There has been a sharp rise in the number of migrant boats reaching Sicily and the tiny island of Lampedusa in recent weeks. The arrival of 1,000 migrants on Lampedusa in the past week has overwhelmed the island’s reception centre.
The Covid-19 pandemic has led to an economic crisis across much of Africa, which is propelling people towards Europe, experts say. And the ongoing instability in Libya provides a fertile ground for people traffickers, criminal gangs and militias to act with impunity.
Mr Salvini will bang the drum over the migrant issue when he holds a rally in Rome on Saturday for supporters of the League.

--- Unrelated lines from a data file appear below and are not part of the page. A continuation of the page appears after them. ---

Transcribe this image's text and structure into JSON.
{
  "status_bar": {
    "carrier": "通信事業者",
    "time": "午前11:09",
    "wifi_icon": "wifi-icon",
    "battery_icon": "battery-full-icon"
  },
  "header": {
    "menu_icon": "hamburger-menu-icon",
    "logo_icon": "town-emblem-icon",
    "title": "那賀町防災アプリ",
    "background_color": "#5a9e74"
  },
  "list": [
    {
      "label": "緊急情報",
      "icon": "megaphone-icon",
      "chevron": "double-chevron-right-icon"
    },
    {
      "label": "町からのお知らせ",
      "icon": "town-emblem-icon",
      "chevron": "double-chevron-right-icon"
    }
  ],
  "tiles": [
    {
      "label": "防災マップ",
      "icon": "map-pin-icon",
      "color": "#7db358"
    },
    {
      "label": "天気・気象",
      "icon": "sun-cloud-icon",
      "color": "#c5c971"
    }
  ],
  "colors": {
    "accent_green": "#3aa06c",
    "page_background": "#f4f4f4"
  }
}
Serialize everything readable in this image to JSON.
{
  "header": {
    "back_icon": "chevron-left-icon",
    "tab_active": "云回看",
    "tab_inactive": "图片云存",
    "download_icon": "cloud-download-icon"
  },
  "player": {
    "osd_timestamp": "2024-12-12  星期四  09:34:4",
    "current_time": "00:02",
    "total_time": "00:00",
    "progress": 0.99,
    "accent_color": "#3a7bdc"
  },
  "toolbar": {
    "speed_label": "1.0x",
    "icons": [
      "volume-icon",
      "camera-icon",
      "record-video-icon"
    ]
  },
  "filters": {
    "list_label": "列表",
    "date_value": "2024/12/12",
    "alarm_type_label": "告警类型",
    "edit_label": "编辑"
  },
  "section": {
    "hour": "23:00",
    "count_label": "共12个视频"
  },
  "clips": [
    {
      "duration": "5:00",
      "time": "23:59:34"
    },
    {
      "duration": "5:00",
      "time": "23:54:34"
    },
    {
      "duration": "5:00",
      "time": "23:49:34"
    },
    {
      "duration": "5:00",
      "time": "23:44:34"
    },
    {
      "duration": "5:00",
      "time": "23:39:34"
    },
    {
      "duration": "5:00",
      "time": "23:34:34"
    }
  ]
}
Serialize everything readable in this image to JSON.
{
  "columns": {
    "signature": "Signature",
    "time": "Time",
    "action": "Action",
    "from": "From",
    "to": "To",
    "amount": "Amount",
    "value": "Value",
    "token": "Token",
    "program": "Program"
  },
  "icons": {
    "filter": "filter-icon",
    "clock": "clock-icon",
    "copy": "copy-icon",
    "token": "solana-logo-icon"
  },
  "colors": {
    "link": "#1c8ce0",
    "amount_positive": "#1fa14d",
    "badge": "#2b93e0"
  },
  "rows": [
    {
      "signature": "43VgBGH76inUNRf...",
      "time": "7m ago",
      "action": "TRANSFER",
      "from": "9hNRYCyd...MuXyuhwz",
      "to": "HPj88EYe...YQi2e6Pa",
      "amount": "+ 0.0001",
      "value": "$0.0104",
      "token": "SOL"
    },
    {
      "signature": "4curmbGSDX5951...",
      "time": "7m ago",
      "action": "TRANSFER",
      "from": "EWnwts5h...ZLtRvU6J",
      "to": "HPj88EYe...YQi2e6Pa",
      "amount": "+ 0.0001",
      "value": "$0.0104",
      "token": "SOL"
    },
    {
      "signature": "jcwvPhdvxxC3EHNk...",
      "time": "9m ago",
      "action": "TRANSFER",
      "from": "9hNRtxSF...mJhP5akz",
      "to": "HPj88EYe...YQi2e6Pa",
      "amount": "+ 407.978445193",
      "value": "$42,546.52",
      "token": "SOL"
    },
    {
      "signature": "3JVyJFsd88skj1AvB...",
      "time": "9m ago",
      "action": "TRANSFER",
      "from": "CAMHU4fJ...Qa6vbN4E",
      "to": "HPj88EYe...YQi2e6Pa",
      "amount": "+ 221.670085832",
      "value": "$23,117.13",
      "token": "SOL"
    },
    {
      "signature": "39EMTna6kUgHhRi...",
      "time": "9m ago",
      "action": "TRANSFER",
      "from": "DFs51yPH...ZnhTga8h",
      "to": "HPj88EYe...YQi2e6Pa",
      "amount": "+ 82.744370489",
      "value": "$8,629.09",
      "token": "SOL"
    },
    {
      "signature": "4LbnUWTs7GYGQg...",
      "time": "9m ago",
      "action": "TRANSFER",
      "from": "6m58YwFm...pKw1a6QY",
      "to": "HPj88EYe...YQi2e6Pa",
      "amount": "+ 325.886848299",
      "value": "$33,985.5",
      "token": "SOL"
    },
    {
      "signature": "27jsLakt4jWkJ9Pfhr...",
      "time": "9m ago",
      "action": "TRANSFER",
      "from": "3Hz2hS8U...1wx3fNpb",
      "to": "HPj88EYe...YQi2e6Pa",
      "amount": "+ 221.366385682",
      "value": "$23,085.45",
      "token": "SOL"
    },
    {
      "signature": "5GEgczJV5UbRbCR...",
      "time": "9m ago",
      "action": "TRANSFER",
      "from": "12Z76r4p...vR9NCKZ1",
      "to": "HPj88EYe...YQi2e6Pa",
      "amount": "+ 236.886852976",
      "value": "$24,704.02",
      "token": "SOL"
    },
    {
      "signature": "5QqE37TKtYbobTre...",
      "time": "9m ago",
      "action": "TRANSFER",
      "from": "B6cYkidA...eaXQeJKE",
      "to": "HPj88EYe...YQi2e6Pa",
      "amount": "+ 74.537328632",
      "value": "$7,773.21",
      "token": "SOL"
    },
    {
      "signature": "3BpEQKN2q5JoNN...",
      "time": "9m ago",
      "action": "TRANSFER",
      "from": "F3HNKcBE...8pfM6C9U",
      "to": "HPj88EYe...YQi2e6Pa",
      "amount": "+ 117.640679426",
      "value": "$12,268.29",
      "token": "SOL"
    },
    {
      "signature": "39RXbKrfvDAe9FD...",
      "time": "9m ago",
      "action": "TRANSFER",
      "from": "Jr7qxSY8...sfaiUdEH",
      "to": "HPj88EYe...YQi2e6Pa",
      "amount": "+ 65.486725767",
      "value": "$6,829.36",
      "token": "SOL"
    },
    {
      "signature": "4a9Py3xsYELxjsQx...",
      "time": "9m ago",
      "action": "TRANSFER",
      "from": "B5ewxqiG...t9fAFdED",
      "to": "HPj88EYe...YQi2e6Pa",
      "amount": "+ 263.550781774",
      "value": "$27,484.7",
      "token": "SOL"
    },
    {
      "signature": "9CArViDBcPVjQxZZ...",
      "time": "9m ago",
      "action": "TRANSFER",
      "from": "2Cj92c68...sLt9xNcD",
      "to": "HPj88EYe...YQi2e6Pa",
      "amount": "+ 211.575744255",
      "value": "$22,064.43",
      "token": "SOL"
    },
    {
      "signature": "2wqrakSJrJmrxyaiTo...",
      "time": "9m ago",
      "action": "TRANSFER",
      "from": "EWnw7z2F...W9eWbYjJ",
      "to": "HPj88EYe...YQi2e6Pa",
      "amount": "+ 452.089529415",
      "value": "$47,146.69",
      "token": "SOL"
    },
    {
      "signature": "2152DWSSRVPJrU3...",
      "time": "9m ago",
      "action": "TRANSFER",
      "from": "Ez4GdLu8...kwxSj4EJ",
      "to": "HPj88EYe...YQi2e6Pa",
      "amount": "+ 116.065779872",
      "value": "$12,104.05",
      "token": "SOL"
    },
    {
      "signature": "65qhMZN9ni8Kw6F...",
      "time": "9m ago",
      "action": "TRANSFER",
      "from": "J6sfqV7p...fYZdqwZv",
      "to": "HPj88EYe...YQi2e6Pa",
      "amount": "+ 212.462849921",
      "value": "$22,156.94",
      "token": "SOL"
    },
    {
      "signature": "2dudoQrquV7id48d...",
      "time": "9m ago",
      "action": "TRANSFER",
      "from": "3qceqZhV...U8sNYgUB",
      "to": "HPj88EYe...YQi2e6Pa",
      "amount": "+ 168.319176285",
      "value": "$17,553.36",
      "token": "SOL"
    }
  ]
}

Although migrant arrivals are causing alarm, they are lower than during the peak of the 2010s. In 2014, 170,000 asylum seekers arrived in Italy by sea, followed by 154,000 in 2015 and 181,000 in 2016.
“The numbers this year are not high (in comparison),” Flavio Di Giacomo from the International Organisation for Migration, the UN’s migration agency, told The Telegraph.
In contrast to Italy, Greece has seen a dramatic decline in the number of asylum seekers trying to enter its territory by land and sea from Turkey.
Those who do reach Greece’s islands in the Aegean are detained in squalid camps made up of tents and metal containers, where they often languish for years until their asylum applications are considered.
Greece has toughened its border control – the Greek coast guard has been repeatedly accused of pushing migrant boats back towards the Turkish coast, in violation of international law.
Recently it was reported that the Greek police on the land border were experimenting with the use of controversial sound cannons – acoustic devices which fire bursts of deafening noise over the frontier to harass and deter migrants.
Notis Mitarachi, the Greek migration minister, told Reuters: “Our policy is strict but fair.”
Like Italy, Spain is under pressure, with more than 11,000 migrants arriving by sea so far this year. So far this year more than 5,700 migrants have made the dangerous crossing from Africa to the Canaries archipelago, over twice as many as in the same period in 2020, which itself saw an eightfold increase from 2019.
A record 850 died on the route last year, according to the United Nations migration agency, which suggested Covid-19 had prompted many workers in struggling industries like fishing or agriculture to migrate.